Westchnęłam i przez dłuższą chwilę nie odpowiadałam.
- Tak. - odparłam w końcu, przełykając ślinę.
- W takim razie, masz coś do powiedzenia na ten temat?
- A ty? - zapytałam, bo absolutnie nie wiedziałam co powiedzieć. - Wiesz, kiedy to wszystko do mnie dotarło miałam multum pytań, ale teraz? Sama nie wiem. Ostatnio za dużo się dzieje i nawet nie umiem przemyśleć jednej sprawy do końca, bo zaraz do mojego umysłu wchodzi kolejna. Może to bez sensu. - przyznałam. Nie miałam bladego pojęcia dlaczego mu to wszystko mówię.
- Nie, to ma sens. Rozumiem o co ci chodzi. Tak czasami już jest. Mam nadzieję, że znajdziesz czas i miejsce, żeby wszystko na spokojnie przemyśleć. - uśmiechnął się do mnie i po chwili chwycił moją dłoń, na co się lekko wzdrygnęłam. Przeniosłam na niego zaskoczony wzrok, a on go odwzajemnił i jeszcze bardziej się wyszczerzył. - No co?
- Nic. - odpowiedziałam, tylko czemu w ten sposób?
Resztę drogi czyli jakieś dziesięć minut, przeszliśmy w milczeniu. Czasami mówiliśmy do siebie jakieś pojedyncze zdania, ale da się to nazwać rozmową?
Staliśmy przed moją szkołą w niezręcznej ciszy, oboje zastanawiając się co powiedzieć. W końcu Nathaniel postanowił zacząć.
- No to, do zobaczenia na dzisiejszym treningu. - uniósł rękę by mi pomachać.
- Do zobaczenia. - uniosłam kącik ust.
- Śnieżynko - zawołał mnie gdy już weszłam na teren szkoły, ale odwróciłam się w jego stronę. - Proszę, nie udawaj już więcej szczęśliwej. Przynajmniej nie przy mnie. - zmarszczyłam brwi na jego słowa. Wcześniej mówił mi coś podobnego, ale sama nie wiem.
Jakby nigdy nic, odwrócił się i odszedł. Zostawiając mnie samą z kolejnym małym mętlikiem w głowie. Postanowiłam jednak zostawić to do przemyślenia na dwóch lekcjach matematyki, bo co innego miałabym na nich robić.
***
Szkoła jest do niczego. Jedyne co robi to niszczy jeszcze bardziej moją już i tak zniszczoną psychikę.
Wyszłam z budynku, pragnąc, żeby jak najszybciej zasnąć. Niestety, ale miałam dziś trening za godzinę. Także mogłam sobie tylko pomarzyć. Wróciłam do domu bez najmniejszych komplikacji, słuchając piosenek, które trochę poprawiły mi humor.
Gdy zabrałam z domu, w którym nikogo nie było, torbę i przebrałam się, ruszyłam tym razem nie na lodowisko. Wydaję mi się, że mało osób wie o tym, że łyżwiarze oprócz trenowania na lodzie, ćwiczą także balet i gimnastykę. Trzeba być wygimnastykowanym, żeby idealnie jeździć na łyżwach.

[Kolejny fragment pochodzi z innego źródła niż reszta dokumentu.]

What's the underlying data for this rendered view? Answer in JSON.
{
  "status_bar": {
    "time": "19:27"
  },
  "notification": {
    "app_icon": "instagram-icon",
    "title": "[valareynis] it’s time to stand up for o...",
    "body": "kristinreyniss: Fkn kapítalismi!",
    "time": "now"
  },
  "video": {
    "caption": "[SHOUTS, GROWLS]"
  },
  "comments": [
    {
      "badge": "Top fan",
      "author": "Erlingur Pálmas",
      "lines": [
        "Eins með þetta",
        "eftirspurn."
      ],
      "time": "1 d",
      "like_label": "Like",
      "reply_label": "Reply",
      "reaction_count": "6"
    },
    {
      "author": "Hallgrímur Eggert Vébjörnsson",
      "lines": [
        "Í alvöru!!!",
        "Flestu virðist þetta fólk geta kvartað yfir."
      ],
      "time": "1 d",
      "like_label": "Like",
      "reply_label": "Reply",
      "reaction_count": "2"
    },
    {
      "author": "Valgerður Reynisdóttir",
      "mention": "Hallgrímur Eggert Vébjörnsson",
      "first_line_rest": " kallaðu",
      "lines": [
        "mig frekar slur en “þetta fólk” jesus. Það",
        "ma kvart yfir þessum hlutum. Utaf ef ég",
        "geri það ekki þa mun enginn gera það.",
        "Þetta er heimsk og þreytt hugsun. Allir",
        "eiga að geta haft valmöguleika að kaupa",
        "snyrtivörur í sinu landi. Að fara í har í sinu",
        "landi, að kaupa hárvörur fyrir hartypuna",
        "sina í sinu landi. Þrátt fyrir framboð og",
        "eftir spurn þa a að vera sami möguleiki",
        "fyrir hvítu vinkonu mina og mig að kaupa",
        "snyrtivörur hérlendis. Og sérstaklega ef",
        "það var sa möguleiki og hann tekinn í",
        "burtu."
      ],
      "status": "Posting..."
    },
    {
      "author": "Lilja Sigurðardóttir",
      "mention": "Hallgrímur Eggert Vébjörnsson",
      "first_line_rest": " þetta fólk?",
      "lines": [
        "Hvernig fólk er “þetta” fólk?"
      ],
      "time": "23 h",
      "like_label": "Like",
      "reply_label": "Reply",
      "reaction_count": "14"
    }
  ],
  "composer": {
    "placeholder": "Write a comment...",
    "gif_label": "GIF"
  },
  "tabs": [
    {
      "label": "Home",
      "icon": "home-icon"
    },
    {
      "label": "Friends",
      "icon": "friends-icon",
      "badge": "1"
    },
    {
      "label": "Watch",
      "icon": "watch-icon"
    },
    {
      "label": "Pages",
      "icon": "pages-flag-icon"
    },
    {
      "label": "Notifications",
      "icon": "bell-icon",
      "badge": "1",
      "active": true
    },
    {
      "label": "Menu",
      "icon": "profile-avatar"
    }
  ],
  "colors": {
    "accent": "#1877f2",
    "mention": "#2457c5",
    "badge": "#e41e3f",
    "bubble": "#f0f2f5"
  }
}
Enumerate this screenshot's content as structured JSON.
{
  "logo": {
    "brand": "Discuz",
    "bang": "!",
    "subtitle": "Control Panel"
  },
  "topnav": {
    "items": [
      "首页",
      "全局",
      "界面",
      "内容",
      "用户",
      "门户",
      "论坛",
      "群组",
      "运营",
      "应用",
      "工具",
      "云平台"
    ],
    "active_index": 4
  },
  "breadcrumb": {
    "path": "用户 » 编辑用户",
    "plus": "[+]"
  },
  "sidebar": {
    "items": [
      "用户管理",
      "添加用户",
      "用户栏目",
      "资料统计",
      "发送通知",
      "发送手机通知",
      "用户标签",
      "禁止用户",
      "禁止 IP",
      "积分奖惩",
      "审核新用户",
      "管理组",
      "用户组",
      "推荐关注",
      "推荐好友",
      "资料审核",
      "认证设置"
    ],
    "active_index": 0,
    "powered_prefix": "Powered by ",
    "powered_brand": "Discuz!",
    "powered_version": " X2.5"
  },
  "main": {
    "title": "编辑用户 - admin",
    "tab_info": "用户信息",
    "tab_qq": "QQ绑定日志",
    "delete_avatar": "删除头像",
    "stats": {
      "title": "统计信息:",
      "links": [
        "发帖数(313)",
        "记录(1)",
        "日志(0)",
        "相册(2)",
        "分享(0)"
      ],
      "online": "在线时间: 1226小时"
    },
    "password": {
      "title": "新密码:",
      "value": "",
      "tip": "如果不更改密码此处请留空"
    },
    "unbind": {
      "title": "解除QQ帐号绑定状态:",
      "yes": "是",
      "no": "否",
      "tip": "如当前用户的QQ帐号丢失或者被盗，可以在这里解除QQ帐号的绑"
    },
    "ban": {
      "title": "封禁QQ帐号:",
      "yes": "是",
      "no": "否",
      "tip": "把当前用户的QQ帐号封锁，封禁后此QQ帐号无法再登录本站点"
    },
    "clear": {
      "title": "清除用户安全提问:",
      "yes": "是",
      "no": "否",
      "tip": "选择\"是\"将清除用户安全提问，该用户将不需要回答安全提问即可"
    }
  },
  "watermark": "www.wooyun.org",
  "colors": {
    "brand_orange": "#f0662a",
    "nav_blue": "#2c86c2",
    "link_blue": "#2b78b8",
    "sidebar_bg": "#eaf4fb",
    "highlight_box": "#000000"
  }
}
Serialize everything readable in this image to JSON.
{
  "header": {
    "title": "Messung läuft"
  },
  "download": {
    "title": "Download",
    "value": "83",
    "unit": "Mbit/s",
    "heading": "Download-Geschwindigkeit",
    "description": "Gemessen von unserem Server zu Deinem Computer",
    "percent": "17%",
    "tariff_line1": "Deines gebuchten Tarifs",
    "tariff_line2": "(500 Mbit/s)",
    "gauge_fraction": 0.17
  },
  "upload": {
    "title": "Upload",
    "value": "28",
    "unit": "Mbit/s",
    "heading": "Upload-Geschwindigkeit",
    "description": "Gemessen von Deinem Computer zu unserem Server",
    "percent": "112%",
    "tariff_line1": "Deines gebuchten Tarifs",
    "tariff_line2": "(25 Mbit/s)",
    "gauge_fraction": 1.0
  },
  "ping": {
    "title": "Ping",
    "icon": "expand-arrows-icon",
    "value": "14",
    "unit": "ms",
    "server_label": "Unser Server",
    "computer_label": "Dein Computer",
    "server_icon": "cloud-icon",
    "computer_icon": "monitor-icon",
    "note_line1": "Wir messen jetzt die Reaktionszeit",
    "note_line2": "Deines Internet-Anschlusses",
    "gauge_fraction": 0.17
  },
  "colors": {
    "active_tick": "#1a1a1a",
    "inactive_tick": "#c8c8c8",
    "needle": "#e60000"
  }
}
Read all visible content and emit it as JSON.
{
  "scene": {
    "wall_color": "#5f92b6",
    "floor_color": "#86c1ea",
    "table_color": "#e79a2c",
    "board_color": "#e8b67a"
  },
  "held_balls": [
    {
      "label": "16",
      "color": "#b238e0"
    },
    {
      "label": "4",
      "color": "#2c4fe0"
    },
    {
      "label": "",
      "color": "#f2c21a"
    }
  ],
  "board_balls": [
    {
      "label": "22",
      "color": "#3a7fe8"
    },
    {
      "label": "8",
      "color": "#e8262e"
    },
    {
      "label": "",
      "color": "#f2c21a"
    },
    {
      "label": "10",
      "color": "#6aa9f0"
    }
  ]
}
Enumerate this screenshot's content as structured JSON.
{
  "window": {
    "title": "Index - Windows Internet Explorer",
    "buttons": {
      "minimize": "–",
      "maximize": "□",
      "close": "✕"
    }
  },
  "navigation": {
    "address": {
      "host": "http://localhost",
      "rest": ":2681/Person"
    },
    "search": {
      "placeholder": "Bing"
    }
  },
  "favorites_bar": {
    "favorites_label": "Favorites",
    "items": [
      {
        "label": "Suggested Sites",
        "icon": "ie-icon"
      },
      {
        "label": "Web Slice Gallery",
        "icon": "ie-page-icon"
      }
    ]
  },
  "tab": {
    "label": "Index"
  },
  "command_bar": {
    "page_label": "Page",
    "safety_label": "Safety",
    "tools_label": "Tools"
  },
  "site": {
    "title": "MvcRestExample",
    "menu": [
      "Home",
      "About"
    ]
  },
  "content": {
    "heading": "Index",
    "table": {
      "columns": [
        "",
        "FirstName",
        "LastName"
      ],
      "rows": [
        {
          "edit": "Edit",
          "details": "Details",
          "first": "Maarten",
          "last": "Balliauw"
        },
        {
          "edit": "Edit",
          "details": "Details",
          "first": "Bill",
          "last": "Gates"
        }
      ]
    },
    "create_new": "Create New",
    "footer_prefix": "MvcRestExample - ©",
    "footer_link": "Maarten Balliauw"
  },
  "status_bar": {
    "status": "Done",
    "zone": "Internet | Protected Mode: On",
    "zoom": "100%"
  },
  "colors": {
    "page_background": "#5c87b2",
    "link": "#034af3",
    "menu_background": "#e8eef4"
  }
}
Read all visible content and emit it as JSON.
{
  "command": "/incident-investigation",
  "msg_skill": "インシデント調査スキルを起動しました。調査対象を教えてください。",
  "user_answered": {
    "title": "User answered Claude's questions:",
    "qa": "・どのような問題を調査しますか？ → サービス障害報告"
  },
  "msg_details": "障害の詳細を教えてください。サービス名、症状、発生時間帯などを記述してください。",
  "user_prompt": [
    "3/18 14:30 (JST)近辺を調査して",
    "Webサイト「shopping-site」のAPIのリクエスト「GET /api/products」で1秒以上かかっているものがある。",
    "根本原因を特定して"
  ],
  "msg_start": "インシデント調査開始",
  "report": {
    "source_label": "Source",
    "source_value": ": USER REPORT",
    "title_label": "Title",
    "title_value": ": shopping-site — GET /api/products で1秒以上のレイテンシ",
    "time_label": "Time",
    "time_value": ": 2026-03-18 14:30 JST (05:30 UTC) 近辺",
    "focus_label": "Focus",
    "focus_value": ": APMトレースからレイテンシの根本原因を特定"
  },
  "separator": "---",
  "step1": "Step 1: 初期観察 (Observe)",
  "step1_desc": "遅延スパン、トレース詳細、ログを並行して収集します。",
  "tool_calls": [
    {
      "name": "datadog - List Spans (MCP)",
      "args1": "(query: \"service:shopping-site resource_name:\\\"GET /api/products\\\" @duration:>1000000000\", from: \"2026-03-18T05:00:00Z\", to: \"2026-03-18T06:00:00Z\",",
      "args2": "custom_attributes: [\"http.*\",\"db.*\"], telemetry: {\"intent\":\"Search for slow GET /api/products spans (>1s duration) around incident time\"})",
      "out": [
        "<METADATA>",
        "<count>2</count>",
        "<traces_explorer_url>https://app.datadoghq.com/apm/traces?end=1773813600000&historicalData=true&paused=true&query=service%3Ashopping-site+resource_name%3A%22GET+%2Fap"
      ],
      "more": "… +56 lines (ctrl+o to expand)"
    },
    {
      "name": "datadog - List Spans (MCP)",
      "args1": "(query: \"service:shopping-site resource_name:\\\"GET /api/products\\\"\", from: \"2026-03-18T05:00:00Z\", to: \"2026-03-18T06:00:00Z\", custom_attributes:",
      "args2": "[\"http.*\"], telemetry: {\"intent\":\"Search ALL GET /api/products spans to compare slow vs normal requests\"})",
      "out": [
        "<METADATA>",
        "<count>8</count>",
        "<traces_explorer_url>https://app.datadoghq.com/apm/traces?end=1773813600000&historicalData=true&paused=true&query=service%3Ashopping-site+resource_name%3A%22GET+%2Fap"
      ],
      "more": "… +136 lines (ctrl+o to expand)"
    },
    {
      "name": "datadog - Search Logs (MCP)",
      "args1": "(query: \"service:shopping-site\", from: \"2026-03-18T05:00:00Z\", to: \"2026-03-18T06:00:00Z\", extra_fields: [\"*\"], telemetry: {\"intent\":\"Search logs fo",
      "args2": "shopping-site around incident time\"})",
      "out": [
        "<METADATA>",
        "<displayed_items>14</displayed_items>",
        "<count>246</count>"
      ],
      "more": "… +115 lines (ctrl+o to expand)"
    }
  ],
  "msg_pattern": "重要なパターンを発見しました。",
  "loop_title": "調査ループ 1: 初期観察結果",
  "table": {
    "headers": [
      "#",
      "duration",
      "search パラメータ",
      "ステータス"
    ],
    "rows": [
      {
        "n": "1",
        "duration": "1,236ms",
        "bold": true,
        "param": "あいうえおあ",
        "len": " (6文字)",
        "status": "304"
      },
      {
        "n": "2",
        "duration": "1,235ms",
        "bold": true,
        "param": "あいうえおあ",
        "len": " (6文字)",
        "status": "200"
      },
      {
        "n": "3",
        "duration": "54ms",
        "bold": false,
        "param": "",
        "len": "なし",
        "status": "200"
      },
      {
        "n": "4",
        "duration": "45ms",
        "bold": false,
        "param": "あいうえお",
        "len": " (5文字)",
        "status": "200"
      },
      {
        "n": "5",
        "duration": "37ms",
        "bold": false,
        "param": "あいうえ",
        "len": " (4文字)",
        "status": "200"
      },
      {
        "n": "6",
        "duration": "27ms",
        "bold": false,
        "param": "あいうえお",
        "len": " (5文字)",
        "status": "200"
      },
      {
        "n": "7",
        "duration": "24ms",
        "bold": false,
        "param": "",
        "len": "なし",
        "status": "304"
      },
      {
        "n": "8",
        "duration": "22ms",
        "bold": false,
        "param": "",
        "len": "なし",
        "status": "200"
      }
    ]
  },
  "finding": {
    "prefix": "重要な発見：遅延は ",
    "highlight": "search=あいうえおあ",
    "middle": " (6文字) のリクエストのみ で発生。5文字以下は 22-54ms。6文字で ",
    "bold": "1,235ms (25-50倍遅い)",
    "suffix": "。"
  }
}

A więc dzisiaj miałam balet razem z Nathanielem. Będzie ciekawie.
Wchodząc, zauważyłam Ann. Moją trenerkę baletu. Sophia bez problemu mogła mnie trenować także tutaj, ale jednak mój tata zatrudnił jeszcze bardziej doświadczoną osobą, żebym była lepsza.
- Wiesz o tym, że jesteś spóźniona? - zapytała gdy mnie zauważyła i podeszła bliżej. - Nathaniel czeka już w sali. Idź się przebrać i rozciągnij się. Szybko.
- Dobrze. - trzeba przyznać, że Ann jest o wiele surowsza i bardziej wymagająca niż Sophia. Ale jakoś dawałam radę i nadal daję, więc nie jest tak źle.
Przebrana w mój strój do baletu skierowałam się do sali, w której odbywały się zajęcia. Gdy otworzyłam masywne drzwi, napotkałam jego niebieskie oczy. Znowu poczułam to dziwnie przyjemne uczucie, które rozlewało się po moim ciele już od jakiegoś czasu. Ale nie chciałam go czuć, głównie dlatego, że przypominał mi tamto, które towarzyszyło mi czasami przy Ethanie. W sensie na początku.
- Cześć. - podeszłam bliżej niego.
- Cześć. - odpowiedziałam z lekkim uśmiechem trwającym krótką chwilę.
Szybko przystąpiłam do rozciągania ciała, by Ann mnie przypadkiem nie zabiła. Chociaż czasami tak sobie myślałam nad tym jak by to było umrzeć. Zawsze mnie to zastanawiało.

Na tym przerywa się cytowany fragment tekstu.